僕の選んだ前菜2品目は、海老のフリット。中くらいの海老の天ぷらが2尾、バター風味のソースをからめていただく。火は通っているが柔らかさとッジューシィさが十分残っていて、上品な舌触りである。付け合せのパンは香り高く、ほんのり温かい。これもオリーブオイルを付けて口に運べば、良い箸休めならぬフォーク休めになる。
10年物のオーパスワン、濃いルビー色も凄いが香りもふくよか、ソムリエの「濡れた子犬のような・・・」などとするコメントのボキャブラリーは持ち合わせていないので、うーんとうなっているだけだ。海老のフリットにも、もちろんよく合う。

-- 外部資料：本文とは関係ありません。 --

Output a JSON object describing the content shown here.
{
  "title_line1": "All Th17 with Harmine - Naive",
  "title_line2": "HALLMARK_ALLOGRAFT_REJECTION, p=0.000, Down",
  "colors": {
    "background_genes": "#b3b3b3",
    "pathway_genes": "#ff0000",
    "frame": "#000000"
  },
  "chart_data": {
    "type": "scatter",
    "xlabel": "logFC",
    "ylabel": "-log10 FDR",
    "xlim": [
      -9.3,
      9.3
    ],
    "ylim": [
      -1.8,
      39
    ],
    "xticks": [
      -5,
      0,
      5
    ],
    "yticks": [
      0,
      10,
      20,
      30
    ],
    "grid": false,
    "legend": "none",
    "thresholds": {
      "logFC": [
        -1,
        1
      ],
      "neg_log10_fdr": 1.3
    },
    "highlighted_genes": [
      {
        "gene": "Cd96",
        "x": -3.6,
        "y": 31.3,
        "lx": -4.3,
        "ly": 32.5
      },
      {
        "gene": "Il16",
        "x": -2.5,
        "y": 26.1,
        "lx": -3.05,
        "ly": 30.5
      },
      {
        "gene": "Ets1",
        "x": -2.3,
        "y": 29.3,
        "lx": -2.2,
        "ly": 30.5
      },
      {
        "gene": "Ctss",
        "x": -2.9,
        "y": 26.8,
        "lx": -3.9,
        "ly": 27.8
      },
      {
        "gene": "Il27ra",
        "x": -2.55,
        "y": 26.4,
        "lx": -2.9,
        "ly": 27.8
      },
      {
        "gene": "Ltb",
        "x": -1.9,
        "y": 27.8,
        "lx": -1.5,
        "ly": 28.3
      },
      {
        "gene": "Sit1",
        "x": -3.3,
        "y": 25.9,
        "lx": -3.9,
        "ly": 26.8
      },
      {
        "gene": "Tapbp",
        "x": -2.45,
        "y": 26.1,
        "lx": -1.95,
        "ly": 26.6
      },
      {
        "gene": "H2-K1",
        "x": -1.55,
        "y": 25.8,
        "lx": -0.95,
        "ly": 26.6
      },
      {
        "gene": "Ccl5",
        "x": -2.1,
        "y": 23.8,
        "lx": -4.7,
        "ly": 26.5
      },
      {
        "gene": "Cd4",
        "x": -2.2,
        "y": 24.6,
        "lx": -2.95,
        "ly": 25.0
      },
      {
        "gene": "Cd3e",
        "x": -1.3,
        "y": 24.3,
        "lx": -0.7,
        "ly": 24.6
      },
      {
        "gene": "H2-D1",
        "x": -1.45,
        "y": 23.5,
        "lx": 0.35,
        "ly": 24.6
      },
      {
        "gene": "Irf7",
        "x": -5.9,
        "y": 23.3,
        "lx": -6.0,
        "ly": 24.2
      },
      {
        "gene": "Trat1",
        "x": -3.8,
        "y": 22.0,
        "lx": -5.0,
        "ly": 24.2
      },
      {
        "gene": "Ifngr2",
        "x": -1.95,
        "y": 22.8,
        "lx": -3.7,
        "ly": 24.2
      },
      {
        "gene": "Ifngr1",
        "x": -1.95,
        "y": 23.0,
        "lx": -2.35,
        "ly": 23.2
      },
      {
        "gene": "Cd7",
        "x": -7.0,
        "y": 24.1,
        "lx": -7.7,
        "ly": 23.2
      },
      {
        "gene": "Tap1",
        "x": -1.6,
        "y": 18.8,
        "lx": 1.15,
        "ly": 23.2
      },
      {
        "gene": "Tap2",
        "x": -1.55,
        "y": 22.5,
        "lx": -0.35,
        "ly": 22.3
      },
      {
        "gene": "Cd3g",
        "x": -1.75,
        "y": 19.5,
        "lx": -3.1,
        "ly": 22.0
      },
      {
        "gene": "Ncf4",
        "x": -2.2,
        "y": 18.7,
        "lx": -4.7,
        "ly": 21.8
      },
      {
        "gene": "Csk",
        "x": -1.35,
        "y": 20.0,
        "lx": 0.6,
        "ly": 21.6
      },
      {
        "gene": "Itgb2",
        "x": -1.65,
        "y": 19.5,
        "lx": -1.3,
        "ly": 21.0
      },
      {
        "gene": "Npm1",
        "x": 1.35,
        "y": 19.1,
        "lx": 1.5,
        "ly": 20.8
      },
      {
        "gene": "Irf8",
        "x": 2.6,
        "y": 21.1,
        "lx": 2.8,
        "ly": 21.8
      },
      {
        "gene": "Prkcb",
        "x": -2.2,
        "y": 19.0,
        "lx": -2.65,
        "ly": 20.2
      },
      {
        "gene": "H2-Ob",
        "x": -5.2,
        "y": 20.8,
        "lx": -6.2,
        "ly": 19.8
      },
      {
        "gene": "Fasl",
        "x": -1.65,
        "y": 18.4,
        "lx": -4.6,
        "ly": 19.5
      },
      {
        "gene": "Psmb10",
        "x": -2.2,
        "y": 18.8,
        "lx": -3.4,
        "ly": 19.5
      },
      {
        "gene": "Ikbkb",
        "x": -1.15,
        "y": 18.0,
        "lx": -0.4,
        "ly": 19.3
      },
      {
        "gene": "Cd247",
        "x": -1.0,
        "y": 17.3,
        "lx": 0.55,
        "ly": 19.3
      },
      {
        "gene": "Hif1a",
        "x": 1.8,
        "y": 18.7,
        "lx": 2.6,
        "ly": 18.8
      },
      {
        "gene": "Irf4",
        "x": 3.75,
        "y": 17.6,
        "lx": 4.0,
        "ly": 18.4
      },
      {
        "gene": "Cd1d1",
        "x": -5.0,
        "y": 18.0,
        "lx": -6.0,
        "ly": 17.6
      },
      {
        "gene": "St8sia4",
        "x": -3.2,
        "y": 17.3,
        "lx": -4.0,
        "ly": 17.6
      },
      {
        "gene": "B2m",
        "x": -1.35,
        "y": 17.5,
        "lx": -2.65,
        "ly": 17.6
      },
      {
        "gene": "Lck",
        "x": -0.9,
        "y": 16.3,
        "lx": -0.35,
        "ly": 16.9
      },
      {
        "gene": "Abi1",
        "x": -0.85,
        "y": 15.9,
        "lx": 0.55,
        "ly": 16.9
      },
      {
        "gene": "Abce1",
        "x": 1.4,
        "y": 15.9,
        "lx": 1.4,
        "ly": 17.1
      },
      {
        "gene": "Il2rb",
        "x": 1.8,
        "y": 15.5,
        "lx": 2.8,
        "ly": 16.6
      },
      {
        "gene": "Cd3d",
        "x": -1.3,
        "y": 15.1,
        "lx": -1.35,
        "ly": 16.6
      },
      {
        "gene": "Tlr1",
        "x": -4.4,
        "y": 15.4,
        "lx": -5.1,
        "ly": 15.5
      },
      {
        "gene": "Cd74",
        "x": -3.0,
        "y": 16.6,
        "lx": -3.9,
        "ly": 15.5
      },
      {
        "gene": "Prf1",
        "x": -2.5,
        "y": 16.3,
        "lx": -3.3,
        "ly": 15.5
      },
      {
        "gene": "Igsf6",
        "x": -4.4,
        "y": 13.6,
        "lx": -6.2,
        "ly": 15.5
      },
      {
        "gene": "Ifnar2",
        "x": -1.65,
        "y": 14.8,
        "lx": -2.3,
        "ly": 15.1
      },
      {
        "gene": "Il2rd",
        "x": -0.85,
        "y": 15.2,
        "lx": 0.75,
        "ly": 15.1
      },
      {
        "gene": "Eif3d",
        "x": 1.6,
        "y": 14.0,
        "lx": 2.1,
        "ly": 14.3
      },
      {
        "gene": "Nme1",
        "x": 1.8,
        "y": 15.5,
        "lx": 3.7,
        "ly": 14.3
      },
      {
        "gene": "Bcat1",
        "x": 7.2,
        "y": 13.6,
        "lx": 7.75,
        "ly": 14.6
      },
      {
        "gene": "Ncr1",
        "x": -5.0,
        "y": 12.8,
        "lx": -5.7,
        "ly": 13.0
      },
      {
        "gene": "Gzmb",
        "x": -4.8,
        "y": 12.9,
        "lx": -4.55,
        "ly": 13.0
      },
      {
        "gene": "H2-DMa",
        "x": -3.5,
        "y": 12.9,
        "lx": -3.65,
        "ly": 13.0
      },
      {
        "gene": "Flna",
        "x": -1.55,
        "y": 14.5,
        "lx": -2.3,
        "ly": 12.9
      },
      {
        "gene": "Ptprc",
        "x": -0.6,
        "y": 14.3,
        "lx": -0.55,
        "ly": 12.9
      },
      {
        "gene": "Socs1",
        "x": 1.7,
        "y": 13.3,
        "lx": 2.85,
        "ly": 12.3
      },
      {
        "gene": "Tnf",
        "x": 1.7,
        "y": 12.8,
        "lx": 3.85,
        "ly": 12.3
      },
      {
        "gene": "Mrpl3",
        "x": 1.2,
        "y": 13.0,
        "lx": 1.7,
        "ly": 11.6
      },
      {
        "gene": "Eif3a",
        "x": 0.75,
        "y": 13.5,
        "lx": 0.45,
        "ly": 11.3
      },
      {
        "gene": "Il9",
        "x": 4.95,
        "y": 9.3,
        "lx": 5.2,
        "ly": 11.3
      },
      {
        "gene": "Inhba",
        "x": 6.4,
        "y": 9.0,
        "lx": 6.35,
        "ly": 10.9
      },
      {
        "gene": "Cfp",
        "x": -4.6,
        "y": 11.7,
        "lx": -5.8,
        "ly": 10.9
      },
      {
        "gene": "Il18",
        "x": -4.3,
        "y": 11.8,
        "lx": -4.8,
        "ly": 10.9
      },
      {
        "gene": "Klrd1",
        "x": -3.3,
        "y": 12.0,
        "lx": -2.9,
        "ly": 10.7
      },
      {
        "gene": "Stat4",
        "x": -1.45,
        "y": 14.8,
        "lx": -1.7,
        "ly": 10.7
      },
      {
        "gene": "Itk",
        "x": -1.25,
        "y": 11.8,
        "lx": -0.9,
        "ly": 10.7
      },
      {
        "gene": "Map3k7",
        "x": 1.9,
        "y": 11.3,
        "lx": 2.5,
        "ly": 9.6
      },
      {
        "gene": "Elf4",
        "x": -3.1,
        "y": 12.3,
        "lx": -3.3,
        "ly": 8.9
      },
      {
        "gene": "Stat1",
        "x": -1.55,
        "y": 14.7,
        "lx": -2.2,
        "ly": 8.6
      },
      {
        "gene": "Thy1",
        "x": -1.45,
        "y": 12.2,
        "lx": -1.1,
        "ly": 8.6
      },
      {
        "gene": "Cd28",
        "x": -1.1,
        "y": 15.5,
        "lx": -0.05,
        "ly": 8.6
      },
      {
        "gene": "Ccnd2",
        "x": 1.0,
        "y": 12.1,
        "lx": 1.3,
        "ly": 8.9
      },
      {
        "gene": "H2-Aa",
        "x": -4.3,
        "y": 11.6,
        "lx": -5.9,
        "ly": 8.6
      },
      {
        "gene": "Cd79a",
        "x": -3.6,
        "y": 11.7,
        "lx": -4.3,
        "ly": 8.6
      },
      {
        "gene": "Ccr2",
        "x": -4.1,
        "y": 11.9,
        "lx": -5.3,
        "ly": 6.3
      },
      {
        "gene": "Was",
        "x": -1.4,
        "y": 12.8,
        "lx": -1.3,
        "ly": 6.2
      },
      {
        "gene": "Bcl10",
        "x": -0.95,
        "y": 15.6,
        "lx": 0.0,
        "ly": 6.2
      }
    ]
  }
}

そして看板メニュのパスタ。メニューにはリゾットも含めいろいろあって迷った。ペンネにも惹かれたけれど、最終的にはカルボナーラにした。タマゴの黄身を使うソースのからめ方、火の通し方がコツと言われるメニューだが、僕にとって決め手は焦がしたベーコン。どちらかというと味の変化の少ないメニューだから、カリッとした食感と内部の肉が変化を与えてくれるから。
期待にたがわぬ味で、この店の実力を十分理解した。この上、魚/肉のメイン料理が出てくると、多分食べ切れないしワインも尽きてしまうので、メインなしのコースで大正解。あとはドルチェ等を残すだけになった。メニューによると、コースにはドルチェとコーヒーなどのドリンクが付いているが、これらを1杯のグラッパに替えることができるという。
コーヒー好きでもないし、甘いものも苦手な僕としては、願ったりかなったりのご提案です。さっそく40mlのグラッパをいただいたのですが、これがトゲトゲしていないマイルドな味わい。欧州のシナプシスは当たり外れが多い(というか僕の知識が足りない)のですが、これは当たりでした。カジュアルだけれど、田園調布の名店だと思います。また行きたいですね。